On this page, we will have a closer look at tokenization. As we saw in :doc:`the preprocessing tutorial
<preprocessing>`, tokenizing a text is splitting it into words or subwords, which then are converted to ids through a
look-up table. Converting words or subwords to ids is straightforward, so in this summary, we will focus on splitting a
text into words or subwords (i.e. tokenizing a text). More specifically, we will look at the three main types of
tokenizers used in 🤗 Transformers: :ref:`Byte-Pair Encoding (BPE) <byte-pair-encoding>`, :ref:`WordPiece <wordpiece>`,
and :ref:`SentencePiece <sentencepiece>`, and show exemplary which tokenizer type is used by which model.

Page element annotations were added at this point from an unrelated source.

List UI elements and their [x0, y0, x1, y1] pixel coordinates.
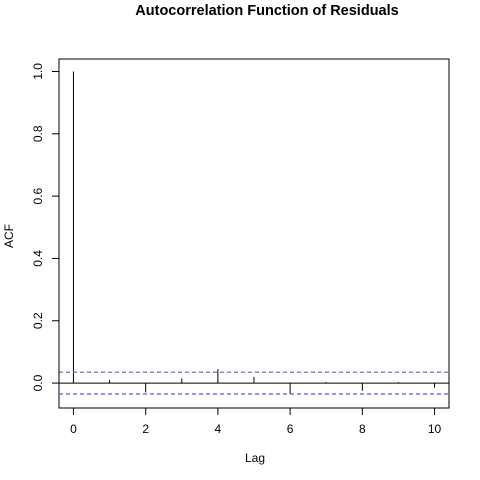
x-tick-label: 8 — [359, 422, 366, 436]
y-axis: 0.0 0.2 0.4 0.6 0.8 1.0 — [31, 63, 60, 391]
y-axis-label: ACF — [2, 224, 16, 248]
x-axis-label: Lag — [245, 451, 265, 465]
y-tick-label: 1.0 — [31, 63, 45, 80]
x-tick-label: 6 — [287, 422, 294, 436]
acf-bars — [72, 71, 436, 394]
x-tick-label: 4 — [215, 422, 222, 436]
x-tick-label: 10 — [428, 422, 442, 436]
y-tick-label: 0.0 — [31, 374, 45, 391]
x-axis: 0 2 4 6 8 10 — [70, 407, 442, 436]
plot-frame — [58, 58, 450, 409]
y-tick-label: 0.6 — [31, 187, 45, 204]
x-tick-label: 0 — [70, 422, 77, 436]
chart-title: Autocorrelation Function of Residuals — [135, 3, 398, 19]
reference-lines — [59, 371, 449, 395]
y-tick-label: 0.8 — [31, 125, 45, 142]
x-tick-label: 2 — [142, 422, 149, 436]
y-tick-label: 0.4 — [31, 250, 45, 267]
y-tick-label: 0.2 — [31, 312, 45, 329]
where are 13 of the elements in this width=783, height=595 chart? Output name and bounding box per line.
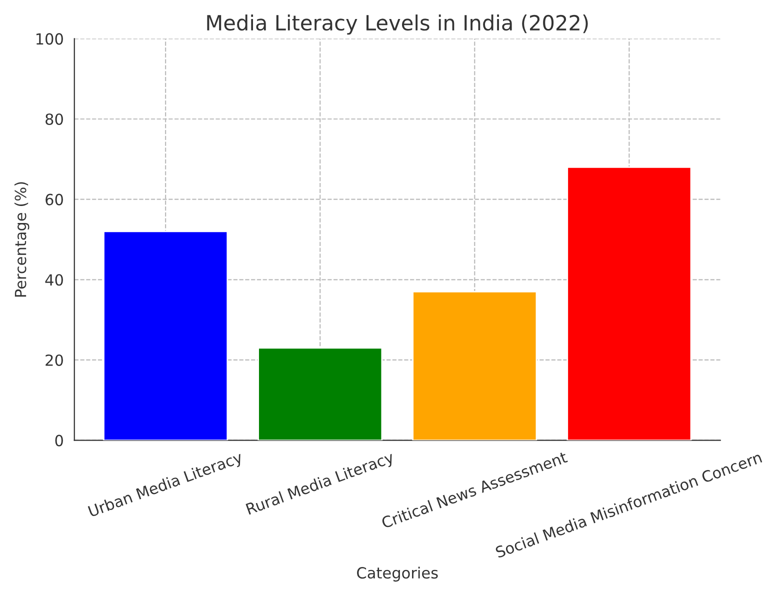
y-tick-label: 40 xyxy=(45,274,63,286)
bar xyxy=(566,166,692,440)
y-tick-label: 80 xyxy=(46,113,63,126)
bar xyxy=(258,347,383,440)
y-tick-label: 60 xyxy=(46,194,63,206)
y-axis-title: Percentage (%) xyxy=(14,182,30,297)
y-tick-label: 100 xyxy=(36,33,63,45)
chart-title: Media Literacy Levels in India (2022) xyxy=(207,14,588,35)
x-axis-title: Categories xyxy=(357,566,438,582)
bar xyxy=(103,230,228,440)
bar xyxy=(412,291,538,440)
y-tick-label: 0 xyxy=(55,434,63,446)
y-tick-label: 20 xyxy=(46,354,63,366)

Note that on each model page, you can look at the documentation of the associated tokenizer to know which of those
algorithms the pretrained model used. For instance, if we look at :class:`~transformers.BertTokenizer`, we can see it's
using :ref:`WordPiece <wordpiece>`.
Note that on each model page, you can look at the documentation of the associated tokenizer to know which tokenizer
type was used by the pretrained model. For instance, if we look at :class:`~transformers.BertTokenizer`, we can see
that the model uses :ref:`WordPiece <wordpiece>`.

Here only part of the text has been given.